20 thoughts on “All I Want For Christmas Are Some Deeply Stoned Cats

  1. Ha ha! I did that to my cat last night. He’s still sleeping it off this morning. Getting ready for round 2! :P

  2. “Ticking away the moments the make up a dull, Fritter waste the hours in an off-hand way. Kicking around in your home town, waiting for something or someone to show you the way.” Ah Pink floyd and Dark Side of the Moon.

    Best trip I ever had was being stoned on some stuff the dock gave me for the flu and listening to Dark Side of the Moon. Time actually almost stopped and I could hear the heartbeat of the Universe. Damn you Jason for mentioning Pink and a double damn to you John for showing stoned cats. But damns to ya both in the best kinda way… ya made my day a lot happier. :D thanks all.

  3. Mine are totally stoned because I didn’t realize these catnip sardines had some specially concentrated cat nip. Whoops.

  4. It’s nice that you have provided a decorated tree for the kitties to roll around under and look up at, and meow, “Oh man…. lookit the colors, man,” like any other self-respecting stoner. (Hope you have a lot of blue and green lights!)

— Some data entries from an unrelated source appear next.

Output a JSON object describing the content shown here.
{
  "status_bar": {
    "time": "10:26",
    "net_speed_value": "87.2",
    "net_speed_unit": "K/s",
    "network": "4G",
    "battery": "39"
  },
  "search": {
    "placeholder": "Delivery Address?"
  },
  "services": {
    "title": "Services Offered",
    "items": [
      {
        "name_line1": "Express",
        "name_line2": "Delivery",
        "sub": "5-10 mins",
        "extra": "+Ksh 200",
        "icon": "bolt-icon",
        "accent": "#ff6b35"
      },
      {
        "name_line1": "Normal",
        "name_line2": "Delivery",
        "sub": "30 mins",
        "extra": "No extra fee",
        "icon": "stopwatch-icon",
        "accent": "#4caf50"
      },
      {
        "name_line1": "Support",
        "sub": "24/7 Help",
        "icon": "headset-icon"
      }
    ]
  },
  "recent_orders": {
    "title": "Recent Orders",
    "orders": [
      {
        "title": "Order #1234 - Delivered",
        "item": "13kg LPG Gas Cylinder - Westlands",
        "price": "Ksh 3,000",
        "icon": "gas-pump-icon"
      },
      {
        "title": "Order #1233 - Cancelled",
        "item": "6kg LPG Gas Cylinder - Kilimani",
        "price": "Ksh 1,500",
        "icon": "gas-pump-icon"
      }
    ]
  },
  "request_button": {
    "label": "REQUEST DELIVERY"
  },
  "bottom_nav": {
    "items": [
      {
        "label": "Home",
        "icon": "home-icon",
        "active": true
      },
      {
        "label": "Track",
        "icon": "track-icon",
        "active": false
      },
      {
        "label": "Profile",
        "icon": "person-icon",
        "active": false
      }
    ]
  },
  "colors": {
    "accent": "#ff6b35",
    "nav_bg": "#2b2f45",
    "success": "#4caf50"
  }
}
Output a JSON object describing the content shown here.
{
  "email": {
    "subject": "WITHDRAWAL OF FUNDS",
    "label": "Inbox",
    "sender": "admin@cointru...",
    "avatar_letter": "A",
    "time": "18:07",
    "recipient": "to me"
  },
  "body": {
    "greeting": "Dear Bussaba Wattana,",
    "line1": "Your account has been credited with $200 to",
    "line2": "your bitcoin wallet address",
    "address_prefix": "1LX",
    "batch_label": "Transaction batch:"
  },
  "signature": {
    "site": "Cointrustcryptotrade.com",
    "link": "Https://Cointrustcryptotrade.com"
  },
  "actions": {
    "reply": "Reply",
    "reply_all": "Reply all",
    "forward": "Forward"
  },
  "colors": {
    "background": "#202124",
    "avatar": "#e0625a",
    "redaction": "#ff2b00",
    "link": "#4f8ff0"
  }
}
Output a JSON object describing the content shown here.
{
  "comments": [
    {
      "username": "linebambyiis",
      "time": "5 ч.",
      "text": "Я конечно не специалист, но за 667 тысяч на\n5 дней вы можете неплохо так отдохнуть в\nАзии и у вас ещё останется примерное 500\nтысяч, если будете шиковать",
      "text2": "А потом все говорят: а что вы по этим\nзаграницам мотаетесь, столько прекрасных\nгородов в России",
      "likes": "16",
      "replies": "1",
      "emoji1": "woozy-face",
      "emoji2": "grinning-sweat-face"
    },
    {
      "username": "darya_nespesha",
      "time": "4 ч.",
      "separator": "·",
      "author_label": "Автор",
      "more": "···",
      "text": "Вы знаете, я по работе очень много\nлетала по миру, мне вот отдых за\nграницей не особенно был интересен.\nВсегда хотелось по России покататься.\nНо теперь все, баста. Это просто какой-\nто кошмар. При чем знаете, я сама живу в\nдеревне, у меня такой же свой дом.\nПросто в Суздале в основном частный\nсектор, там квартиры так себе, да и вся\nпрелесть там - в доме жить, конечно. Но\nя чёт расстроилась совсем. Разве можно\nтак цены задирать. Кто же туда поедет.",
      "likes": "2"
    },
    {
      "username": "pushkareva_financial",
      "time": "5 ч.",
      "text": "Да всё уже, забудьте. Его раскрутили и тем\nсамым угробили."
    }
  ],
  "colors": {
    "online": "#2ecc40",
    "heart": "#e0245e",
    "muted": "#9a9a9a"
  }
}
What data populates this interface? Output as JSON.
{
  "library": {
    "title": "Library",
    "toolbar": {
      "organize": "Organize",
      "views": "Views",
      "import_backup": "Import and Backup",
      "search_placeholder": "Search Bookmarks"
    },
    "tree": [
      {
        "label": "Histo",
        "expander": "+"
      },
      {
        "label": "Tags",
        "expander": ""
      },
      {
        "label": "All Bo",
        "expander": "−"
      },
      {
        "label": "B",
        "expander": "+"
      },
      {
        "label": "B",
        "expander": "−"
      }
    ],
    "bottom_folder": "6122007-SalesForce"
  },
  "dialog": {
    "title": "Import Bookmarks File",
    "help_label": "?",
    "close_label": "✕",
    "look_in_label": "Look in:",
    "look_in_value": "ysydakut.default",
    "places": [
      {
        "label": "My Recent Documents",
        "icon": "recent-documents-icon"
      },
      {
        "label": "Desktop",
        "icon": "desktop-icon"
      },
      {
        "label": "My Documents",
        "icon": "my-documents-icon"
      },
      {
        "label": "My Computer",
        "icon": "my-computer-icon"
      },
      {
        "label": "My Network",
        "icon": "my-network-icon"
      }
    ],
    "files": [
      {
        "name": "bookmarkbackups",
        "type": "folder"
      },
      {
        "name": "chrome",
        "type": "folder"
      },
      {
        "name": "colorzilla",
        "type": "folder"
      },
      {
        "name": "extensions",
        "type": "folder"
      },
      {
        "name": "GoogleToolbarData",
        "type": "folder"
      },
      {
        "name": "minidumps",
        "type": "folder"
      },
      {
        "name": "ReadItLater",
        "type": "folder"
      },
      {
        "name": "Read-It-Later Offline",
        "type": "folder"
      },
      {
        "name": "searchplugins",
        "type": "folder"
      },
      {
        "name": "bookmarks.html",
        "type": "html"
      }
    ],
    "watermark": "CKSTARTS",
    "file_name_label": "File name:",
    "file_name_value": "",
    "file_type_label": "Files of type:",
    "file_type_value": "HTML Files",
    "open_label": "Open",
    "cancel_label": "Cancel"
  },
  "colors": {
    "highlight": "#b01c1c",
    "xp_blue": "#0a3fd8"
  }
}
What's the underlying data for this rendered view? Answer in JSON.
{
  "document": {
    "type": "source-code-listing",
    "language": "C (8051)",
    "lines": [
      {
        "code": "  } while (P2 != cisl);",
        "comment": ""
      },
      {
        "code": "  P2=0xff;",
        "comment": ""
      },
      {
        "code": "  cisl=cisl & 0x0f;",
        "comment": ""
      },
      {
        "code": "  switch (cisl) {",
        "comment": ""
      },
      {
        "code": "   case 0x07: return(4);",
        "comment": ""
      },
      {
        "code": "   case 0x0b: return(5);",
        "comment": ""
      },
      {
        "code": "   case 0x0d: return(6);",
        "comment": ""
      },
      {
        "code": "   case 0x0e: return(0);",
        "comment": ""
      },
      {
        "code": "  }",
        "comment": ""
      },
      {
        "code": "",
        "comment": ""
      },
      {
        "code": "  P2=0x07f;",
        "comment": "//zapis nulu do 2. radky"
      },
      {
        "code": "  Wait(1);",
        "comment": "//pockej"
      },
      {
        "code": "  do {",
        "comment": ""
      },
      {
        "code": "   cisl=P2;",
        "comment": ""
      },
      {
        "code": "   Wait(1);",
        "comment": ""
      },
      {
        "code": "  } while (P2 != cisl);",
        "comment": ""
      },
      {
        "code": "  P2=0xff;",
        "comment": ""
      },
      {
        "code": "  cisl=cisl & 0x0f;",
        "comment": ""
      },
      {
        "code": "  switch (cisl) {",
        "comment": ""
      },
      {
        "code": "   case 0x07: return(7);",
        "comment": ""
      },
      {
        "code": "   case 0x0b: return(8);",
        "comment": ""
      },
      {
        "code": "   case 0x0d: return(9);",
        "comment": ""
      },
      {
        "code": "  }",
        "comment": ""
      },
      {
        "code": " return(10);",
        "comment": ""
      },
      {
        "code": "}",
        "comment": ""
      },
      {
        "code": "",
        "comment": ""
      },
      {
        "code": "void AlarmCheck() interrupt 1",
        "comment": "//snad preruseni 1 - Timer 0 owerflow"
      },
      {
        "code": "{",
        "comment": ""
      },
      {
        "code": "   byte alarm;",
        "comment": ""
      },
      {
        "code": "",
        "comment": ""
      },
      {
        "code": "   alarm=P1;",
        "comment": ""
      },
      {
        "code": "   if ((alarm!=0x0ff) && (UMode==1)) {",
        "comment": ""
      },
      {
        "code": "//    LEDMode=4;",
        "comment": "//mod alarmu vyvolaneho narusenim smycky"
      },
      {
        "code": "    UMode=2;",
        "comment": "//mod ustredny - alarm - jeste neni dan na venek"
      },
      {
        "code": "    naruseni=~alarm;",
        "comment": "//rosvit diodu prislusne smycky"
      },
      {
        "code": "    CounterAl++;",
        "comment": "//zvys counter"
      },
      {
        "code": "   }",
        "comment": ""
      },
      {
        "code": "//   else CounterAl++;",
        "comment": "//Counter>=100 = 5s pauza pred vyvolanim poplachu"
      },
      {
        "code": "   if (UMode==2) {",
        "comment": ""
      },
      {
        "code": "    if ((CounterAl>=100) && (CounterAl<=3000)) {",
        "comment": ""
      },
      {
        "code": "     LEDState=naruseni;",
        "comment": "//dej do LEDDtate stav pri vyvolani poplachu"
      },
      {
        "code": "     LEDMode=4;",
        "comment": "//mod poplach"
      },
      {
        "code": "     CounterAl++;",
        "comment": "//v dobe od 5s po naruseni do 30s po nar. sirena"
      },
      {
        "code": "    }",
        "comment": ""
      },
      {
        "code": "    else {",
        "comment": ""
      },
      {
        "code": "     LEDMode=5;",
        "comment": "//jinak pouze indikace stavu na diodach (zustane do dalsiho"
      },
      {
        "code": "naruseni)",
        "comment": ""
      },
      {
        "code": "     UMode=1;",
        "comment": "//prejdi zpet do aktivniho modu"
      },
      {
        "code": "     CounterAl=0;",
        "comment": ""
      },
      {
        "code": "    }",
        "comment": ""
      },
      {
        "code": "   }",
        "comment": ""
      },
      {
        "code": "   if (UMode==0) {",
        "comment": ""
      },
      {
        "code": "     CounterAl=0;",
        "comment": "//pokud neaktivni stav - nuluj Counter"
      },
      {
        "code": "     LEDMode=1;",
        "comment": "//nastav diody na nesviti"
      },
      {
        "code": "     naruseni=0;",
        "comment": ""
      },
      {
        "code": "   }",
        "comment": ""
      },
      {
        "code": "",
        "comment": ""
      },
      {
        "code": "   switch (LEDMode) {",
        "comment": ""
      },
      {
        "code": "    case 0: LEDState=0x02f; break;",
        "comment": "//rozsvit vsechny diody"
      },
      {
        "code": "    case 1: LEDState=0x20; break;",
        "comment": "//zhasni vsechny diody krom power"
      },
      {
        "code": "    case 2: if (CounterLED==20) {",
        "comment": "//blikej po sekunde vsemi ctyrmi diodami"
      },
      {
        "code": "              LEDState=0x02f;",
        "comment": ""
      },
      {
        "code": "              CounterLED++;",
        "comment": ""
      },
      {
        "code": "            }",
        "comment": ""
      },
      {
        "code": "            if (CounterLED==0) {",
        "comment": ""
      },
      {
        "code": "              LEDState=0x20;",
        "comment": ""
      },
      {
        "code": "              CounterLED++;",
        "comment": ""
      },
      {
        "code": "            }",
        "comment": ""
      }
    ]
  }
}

    Quite windy up here in North Seattle. The lights keep blinking; I hope they don’t just up and go out.

    Merry and Happy and much Felicity to all!

  5. but where is her ghlagheenes? does she disdain the nip, or did she grab her share and so hide so she wouldn’t have to share?

  6. “Dude.”

    “Wah?”

    “DUDE!”

    “Wah?”

    “LOPPY! DUDE!”

    “Wah?”

    “DUDE I HAVE HUGE PAWS! Look at the size of my paw! That is ONE HUGE PAW?”

    “Wah?”

    “Dude, you’re wasted. Also? LOOK AT THE SIZE OF MY ohhhhh shiny thing….”

  7. This video must be a violation of the trades description act or something. I’ve seen a cats get truly stoned on ‘nip: it would just lie there, staring into space, drooling into its by-now sodden catnip toy and breathing in the moist air. Those cats are moving, purposefully.

    I’ll leave it to Chang (!= Chang) and the Committee to pass judgment on your decision to feature two cats who aren’t Ghlaghghee in your video, not to mention your apparent allegation that she “spazzed and ran”.

  8. Used to be a cat where I worked (the security guards fed her). A coworker gave her some catnip one day and watched as people gathered wondering if she was having a seizure or something. Coworker stole quietly away…

  9. Hey, I remember when those Pink Floyd albums came out! When I got the Dark Side of the Moon CD it was disconcerting that it didn’t have all those pops and scratches I was used to hearing on the old album, which had been many times mishandled by folk on, ah. people nip. And stuff.

    Is that the Great Ghlagh totally sacked out on the floor under the tree? What a cheap date!

  10. We call these little fishes Kitty Crack at our house. My Brat the Cat goes wild for them, and then wrecks the joint, and then lays about looking stoned for hours. It’s brilliant. Happy Holidays!! :D

  11. Sadly we no longer have cats at our house. I miss them, but since my wife is allergic to them, it’s impossible. The dogs are very sweet and cute, but also MUCH LOUDER at times.

  12. We also got our cat blitzed on prim nip courtesy of a Yow Banana. He dug that. Then we rolled out the hemp rope that had been steeping in catnip for ages. That cat was high.

  13. I totally loved Sylvester’s Catnip Experience (please excuse my paraphrasing) I especially loved your special effects. Great. When Syl said, “Weird.” I busted up BIG TIME. You could do an Indy movie for sure. Get someone to back you up, seriously. I could see movie here. Adventures of Sylvester. Something like that. I wish I had the money, cuz I know I would. You have movie director potential young man. Keep pushing on. GET INVESTERS. FIND a MOVIE MOGUL. I wish to hell I was rich enough to be one. All I could ever do is write, and you already have the material anyway.